At the same time, the Obama White House has proven to be no more successful than its predecessors at halting Iran’s nuclear advance, the singular goal that has driven U.S. policy on Iran since the George H.W. Bush administration. Indeed, Iran’s rate of production of enriched uranium has nearly tripled since Obama took office, while hopes that the president can deliver a solution to the crisis have faded, even among his former admirers in Iran.
“This hand that was stretched out to us turned out to be covered in iron,” said Mousavian, the Iranian diplomat.
As Obama nears the end of his first term, the mixed results of his Iran policy have provided ammunition for supporters — who point to the president’s unparalleled success in uniting the world against a nuclear Iran — but also for his chief political rival, Republican Mitt Romney, who has pounded the White House for failing to halt Iran’s march to a nuclear-weapons capability and accused the president of abandoning Israel, the United States’ top ally in the region.

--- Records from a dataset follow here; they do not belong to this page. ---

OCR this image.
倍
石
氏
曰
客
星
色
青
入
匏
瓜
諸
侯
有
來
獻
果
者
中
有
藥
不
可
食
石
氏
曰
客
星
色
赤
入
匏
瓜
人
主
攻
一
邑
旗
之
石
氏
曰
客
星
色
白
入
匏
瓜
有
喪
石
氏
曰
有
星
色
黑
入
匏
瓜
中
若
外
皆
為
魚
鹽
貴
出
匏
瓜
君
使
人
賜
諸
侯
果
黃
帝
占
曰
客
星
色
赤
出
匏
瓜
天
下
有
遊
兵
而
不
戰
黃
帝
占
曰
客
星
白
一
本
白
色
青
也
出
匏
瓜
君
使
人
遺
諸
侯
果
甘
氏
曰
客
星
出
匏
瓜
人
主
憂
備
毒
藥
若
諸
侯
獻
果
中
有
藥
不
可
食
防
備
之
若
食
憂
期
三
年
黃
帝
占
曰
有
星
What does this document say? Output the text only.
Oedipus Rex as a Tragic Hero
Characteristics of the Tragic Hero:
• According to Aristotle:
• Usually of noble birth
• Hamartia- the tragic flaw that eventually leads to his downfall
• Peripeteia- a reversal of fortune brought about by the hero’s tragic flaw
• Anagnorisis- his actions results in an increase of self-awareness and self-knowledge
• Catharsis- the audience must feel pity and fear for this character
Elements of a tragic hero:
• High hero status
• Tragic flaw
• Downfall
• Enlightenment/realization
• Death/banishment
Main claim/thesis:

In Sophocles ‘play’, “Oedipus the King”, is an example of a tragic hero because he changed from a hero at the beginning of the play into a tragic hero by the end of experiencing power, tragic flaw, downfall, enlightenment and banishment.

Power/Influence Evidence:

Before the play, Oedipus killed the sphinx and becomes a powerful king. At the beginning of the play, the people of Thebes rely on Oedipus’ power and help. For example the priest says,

The Iran record offers unique insights into Obama’s use of power in dealing with an intractable foreign policy challenge that threatens to dominate the agenda of whoever occupies the White House in 2013. On Monday, at the U.N. General Assembly, Iranian President Mahmoud Ahmadinejad remained defiant in the face of calls for his country to curb its nuclear program and suggested that the United States was being bullied by Israel. Obama is expected to address the issue in remarks before the United Nations on Tuesday.

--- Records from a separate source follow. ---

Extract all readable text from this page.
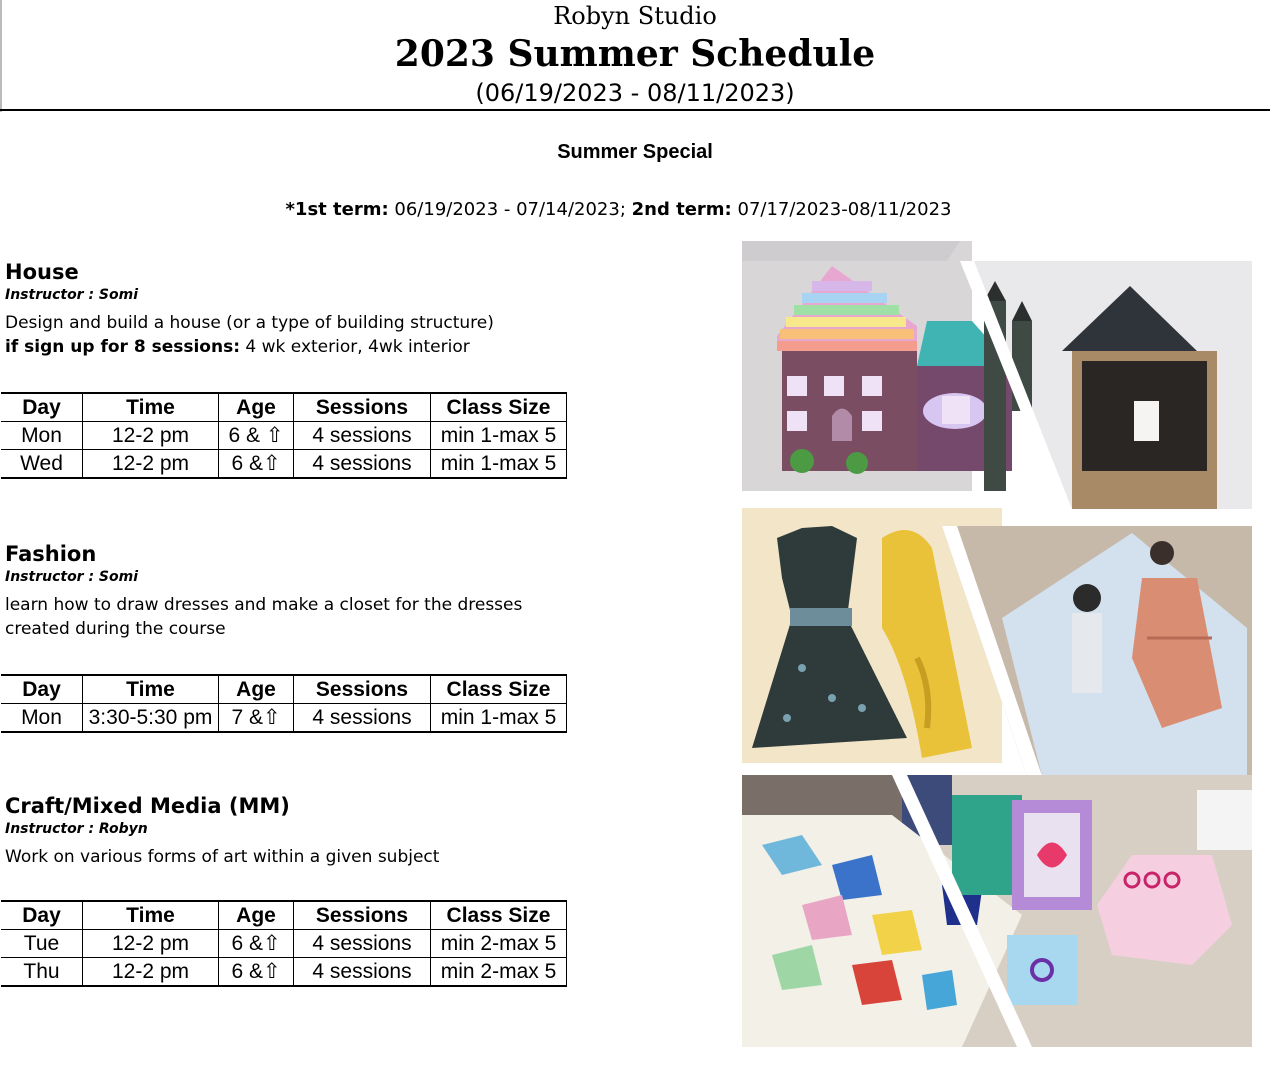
Robyn Studio
2023 Summer Schedule
(06/19/2023 - 08/11/2023)
Summer Special
*1st term: 06/19/2023 - 07/14/2023; 2nd term: 07/17/2023-08/11/2023
House
Instructor : Somi
Design and build a house (or a type of building structure)
if sign up for 8 sessions: 4 wk exterior, 4wk interior
Day	Time	Age	Sessions	Class Size
Mon	12-2 pm	6 & ⇧	4 sessions	min 1-max 5
Wed	12-2 pm	6 &⇧	4 sessions	min 1-max 5
Fashion
Instructor : Somi
learn how to draw dresses and make a closet for the dresses created during the course
Day	Time	Age	Sessions	Class Size
Mon	3:30-5:30 pm	7 &⇧	4 sessions	min 1-max 5
Craft/Mixed Media (MM)
Instructor : Robyn
Work on various forms of art within a given subject
Day	Time	Age	Sessions	Class Size
Tue	12-2 pm	6 &⇧	4 sessions	min 2-max 5
Thu	12-2 pm	6 &⇧	4 sessions	min 2-max 5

For now, the Obama administration is seeking to further increase the pain for Iran, responding in part to pressure from Israel and from Congress, which has consistently urged harsher measures, including some that U.S. officials fear could hurt allies as well as Iranians. Although sanctions rarely work, independent analysts say a groundswell of economic unrest could force the regime to make concessions if it sees its survival at risk.
“Two clocks are now running: a nuclear clock and regime-change clock,” said Clifford Kupchan, a former State Department official who now serves as a private consultant on the Middle East. “Sanctions have put a big hole in the revenue side of Iran’s budget, but the leadership doesn’t yet know that it’s on a cliff.”